A comédia “Mediterrâneo” arrebatou o Oscar de filme estrangeiro e comoveu o público. Gabriele Salvatores, responsável pela direção, ajeitou o elenco de desconhecidos (Diego Abatantuono, Cláudio Bigagli, Ugo Conti, Vasco Mirandola, entre outros) e o transformou em celebridade abrilhantada e sustentada por um talento inquestionável.

“Falcão Negro em Perigo” (2001), sobre a guerra civil na Somália, deixou arrepiados os espectadores. As cenas da guerrilha, onde sangue jorrava sem cessar, além dos efeitos realistas causados pela excelente maquiagem, deslocou o filme para a categoria “salve-se quem puder”. Takes como dedos mutilados, cabeças atingidas, socorro aos soldados feridos e a austeridade dos comandantes do Tio Sam, polemizaram bastante.
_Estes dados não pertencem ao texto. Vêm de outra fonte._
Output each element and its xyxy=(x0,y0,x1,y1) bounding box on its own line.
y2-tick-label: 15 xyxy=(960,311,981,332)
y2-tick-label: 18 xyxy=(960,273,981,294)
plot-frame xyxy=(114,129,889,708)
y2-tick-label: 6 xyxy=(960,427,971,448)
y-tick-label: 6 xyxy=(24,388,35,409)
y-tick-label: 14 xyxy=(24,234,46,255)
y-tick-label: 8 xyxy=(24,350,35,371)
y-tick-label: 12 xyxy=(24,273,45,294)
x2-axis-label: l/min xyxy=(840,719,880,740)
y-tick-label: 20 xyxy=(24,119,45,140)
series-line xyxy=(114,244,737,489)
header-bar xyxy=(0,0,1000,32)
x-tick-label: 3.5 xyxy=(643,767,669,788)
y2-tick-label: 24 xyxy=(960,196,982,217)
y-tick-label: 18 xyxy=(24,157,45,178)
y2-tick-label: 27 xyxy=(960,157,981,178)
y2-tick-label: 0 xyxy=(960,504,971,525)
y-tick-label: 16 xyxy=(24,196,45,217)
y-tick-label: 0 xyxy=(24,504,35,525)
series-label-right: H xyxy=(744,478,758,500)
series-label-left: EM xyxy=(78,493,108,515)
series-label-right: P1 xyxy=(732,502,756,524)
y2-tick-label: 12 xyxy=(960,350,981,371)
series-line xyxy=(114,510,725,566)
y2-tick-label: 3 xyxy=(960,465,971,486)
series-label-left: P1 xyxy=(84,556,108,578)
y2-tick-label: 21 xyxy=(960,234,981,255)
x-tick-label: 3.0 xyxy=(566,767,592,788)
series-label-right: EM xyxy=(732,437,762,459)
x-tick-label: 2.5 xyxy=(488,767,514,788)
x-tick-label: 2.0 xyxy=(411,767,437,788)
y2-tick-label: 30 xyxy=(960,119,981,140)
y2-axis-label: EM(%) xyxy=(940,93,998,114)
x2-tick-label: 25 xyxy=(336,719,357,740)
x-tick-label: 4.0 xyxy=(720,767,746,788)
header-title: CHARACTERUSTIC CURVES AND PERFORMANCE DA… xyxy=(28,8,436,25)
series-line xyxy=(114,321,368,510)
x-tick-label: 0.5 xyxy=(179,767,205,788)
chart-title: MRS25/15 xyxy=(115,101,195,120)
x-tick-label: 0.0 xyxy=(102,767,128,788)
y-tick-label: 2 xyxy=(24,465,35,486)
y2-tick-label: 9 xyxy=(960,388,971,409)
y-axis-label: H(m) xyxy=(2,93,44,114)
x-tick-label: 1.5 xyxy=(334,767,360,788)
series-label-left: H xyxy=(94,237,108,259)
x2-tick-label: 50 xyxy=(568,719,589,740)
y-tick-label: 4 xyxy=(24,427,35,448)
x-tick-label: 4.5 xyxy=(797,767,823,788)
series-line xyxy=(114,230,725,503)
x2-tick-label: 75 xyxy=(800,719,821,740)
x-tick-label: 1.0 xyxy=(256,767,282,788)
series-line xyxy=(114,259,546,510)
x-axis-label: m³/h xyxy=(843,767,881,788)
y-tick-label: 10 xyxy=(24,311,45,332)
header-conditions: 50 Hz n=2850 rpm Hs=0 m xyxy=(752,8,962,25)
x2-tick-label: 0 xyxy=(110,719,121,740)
Sob batuta firme do diretor Ridley Scott, “Falcão Negro em Perigo” esteve entre os cinco mais votados no quesito “filme” no Oscar.

No Brasil, as revoluções e passeatas contra o golpe de 1964 (guerra dos militares contra o povo, não só comunistas) foram pouquíssimo exploradas. “Prá Frente Brasil” (1982), dirigido e roteirizado por Roberto Farias, trata da Copa do Mundo de 1970 com visão obscurecida pelas torturas dos agentes do governo. No elenco, Elizabeth Savalla, Reginaldo Farias e Antônio Fagundes dão o ritmo à rede de traições, intrigas, prisões, tiros e denúncias falsas na época em que apenas pensar dava motivos modestos para se matar uma pessoa ou trancafiá-la até a morte.

E há, obviamente, muitos outros derramamentos de lágrimas por batalhas motivadas entre gente que mal se conhecia e, por falta de espaço, não foram relacionadas aqui. O cinema, com isso, agradece, pois já dizia o Padre Antônio Vieira: “Nem Deus está seguro numa guerra”. O jeito é delir a realidade.